OpenStreetMap is an amazing source for geodata. From an empirical point of view at AFD, we've even noticed that in emerging countries, especially in Africa, the accuracy of the platform can beat the competition (Google Maps etc...). More than a map, OSM offers the possibility to query a huge amount of geographical data and point of interest like hospital, university, townhall etc... This data has been useful to build the AFD urban dashboard (data.afd.fr/urban.html).
However, in some specific case, the label used to describe points of interest (POI) can have ambiguous meaning, or not match the ontology used internally at AFD. Therefore there is a need to reclassy those POI. For example, when working with the mobility section, the label "bus station" in OSM ontology was ambiguous and describe at least two different reality: small bus stop and huge bus terminal, and especially in emerging countries context, covered a large range of differents realities: the land used by a bus terminal can be covered or not, buildings can be built around. The label "bus station" is to general to be exploit.

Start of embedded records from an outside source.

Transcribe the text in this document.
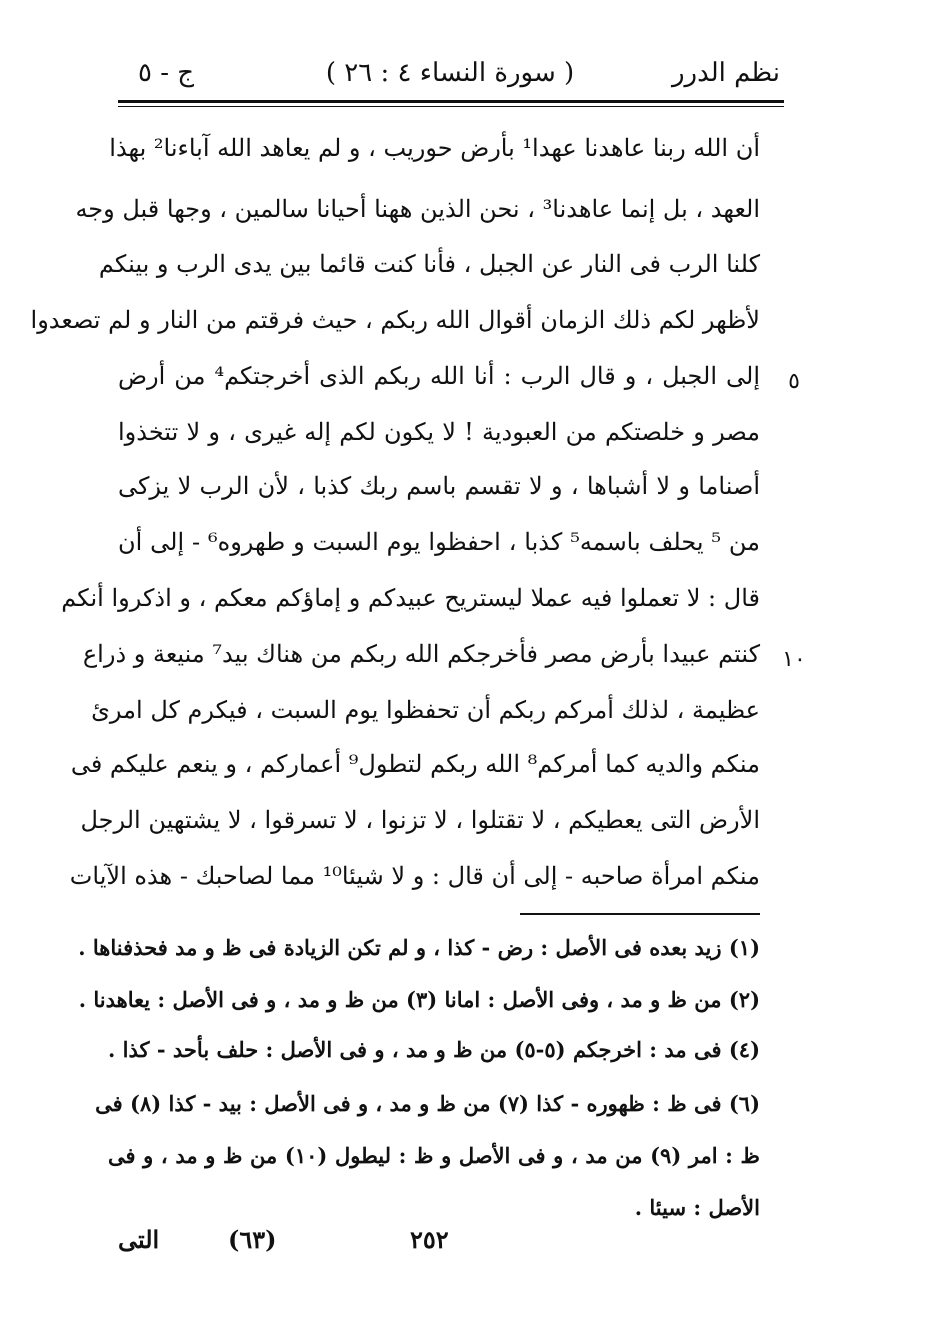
نظم الدرر
( سورة النساء ٤ : ٢٦ )
ج - ٥
أن الله ربنا عاهدنا عهدا¹ بأرض حوريب ، و لم يعاهد الله آباءنا² بهذا
العهد ، بل إنما عاهدنا³ ، نحن الذين ههنا أحيانا سالمين ، وجها قبل وجه
كلنا الرب فى النار عن الجبل ، فأنا كنت قائما بين يدى الرب و بينكم
لأظهر لكم ذلك الزمان أقوال الله ربكم ، حيث فرقتم من النار و لم تصعدوا
إلى الجبل ، و قال الرب : أنا الله ربكم الذى أخرجتكم⁴ من أرض
مصر و خلصتكم من العبودية ! لا يكون لكم إله غيرى ، و لا تتخذوا
أصناما و لا أشباها ، و لا تقسم باسم ربك كذبا ، لأن الرب لا يزكى
من ⁵ يحلف باسمه⁵ كذبا ، احفظوا يوم السبت و طهروه⁶ - إلى أن
قال : لا تعملوا فيه عملا ليستريح عبيدكم و إماؤكم معكم ، و اذكروا أنكم
كنتم عبيدا بأرض مصر فأخرجكم الله ربكم من هناك بيد⁷ منيعة و ذراع
عظيمة ، لذلك أمركم ربكم أن تحفظوا يوم السبت ، فيكرم كل امرئ
منكم والديه كما أمركم⁸ الله ربكم لتطول⁹ أعماركم ، و ينعم عليكم فى
الأرض التى يعطيكم ، لا تقتلوا ، لا تزنوا ، لا تسرقوا ، لا يشتهين الرجل
منكم امرأة صاحبه - إلى أن قال : و لا شيئا¹⁰ مما لصاحبك - هذه الآيات
٥
١٠
(١) زيد بعده فى الأصل : رض - كذا ، و لم تكن الزيادة فى ظ و مد فحذفناها .
(٢) من ظ و مد ، وفى الأصل : امانا (٣) من ظ و مد ، و فى الأصل : يعاهدنا .
(٤) فى مد : اخرجكم (٥-٥) من ظ و مد ، و فى الأصل : حلف بأحد - كذا .
(٦) فى ظ : ظهوره - كذا (٧) من ظ و مد ، و فى الأصل : بيد - كذا (٨) فى
ظ : امر (٩) من مد ، و فى الأصل و ظ : ليطول (١٠) من ظ و مد ، و فى
الأصل : سيئا .
٢٥٢
(٦٣)
التى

The need to re-label some POI, in order to be more precise, was present.
If object is still a non-trivial task in image analysis, even with Machine Learning. But image classification is a more easier task. The biggest advantage of OpenStreetMap is that it gave us the power to know where to look.
The possibility to couple a labeled POI (i.e a point labeled "bus station" in OSM, with coordinates) and satellite imagery make the re-labeling task quite easy with Machine Learning. But there is still a need of a labeled dataset in order to train, test, validate the algorithm.

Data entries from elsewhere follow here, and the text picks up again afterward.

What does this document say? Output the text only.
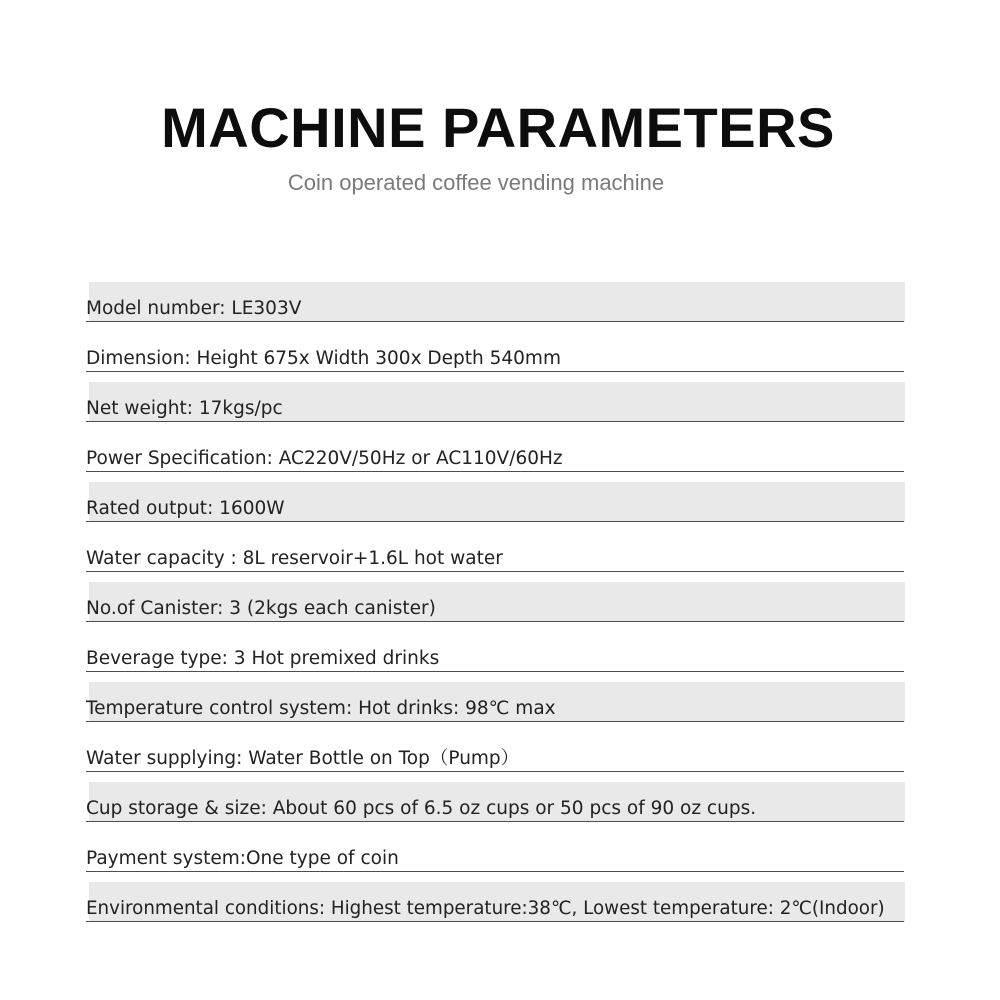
MACHINE PARAMETERS
Coin operated coffee vending machine
Model number: LE303V
Dimension: Height 675x Width 300x Depth 540mm
Net weight: 17kgs/pc
Power Specification: AC220V/50Hz or AC110V/60Hz
Rated output: 1600W
Water capacity : 8L reservoir+1.6L hot water
No.of Canister: 3 (2kgs each canister)
Beverage type: 3 Hot premixed drinks
Temperature control system: Hot drinks: 98℃ max
Water supplying: Water Bottle on Top（Pump）
Cup storage & size: About 60 pcs of 6.5 oz cups or 50 pcs of 90 oz cups.
Payment system:One type of coin
Environmental conditions: Highest temperature:38℃, Lowest temperature: 2℃(Indoor)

In order to labeled data, a web platform has been forked from OpenSolarMap with the possibility for an human to easily label "bus station" and therefore easily create the training dataset. Using web technology allows to do crowdsourcing in the future.
There are too few bus station labeled in African countries so it ws difficult to train an accurate model, and maybe less time consuming to manually relabeled all bus station. But with projects like Accra Mobility, Transport for Cairo, Digital Matatu, the quantity of data on bus station will increase, so it will be useful in the future.
** Most of the code has been forked from OpenSolarMap project !**
- Crowdsourcing: Front end using d3, imagery from Mapbox; backend using a PostGis database
- Machine Learning: Transfer Learning with a pre-trained VGG 16 network, with some layers removed.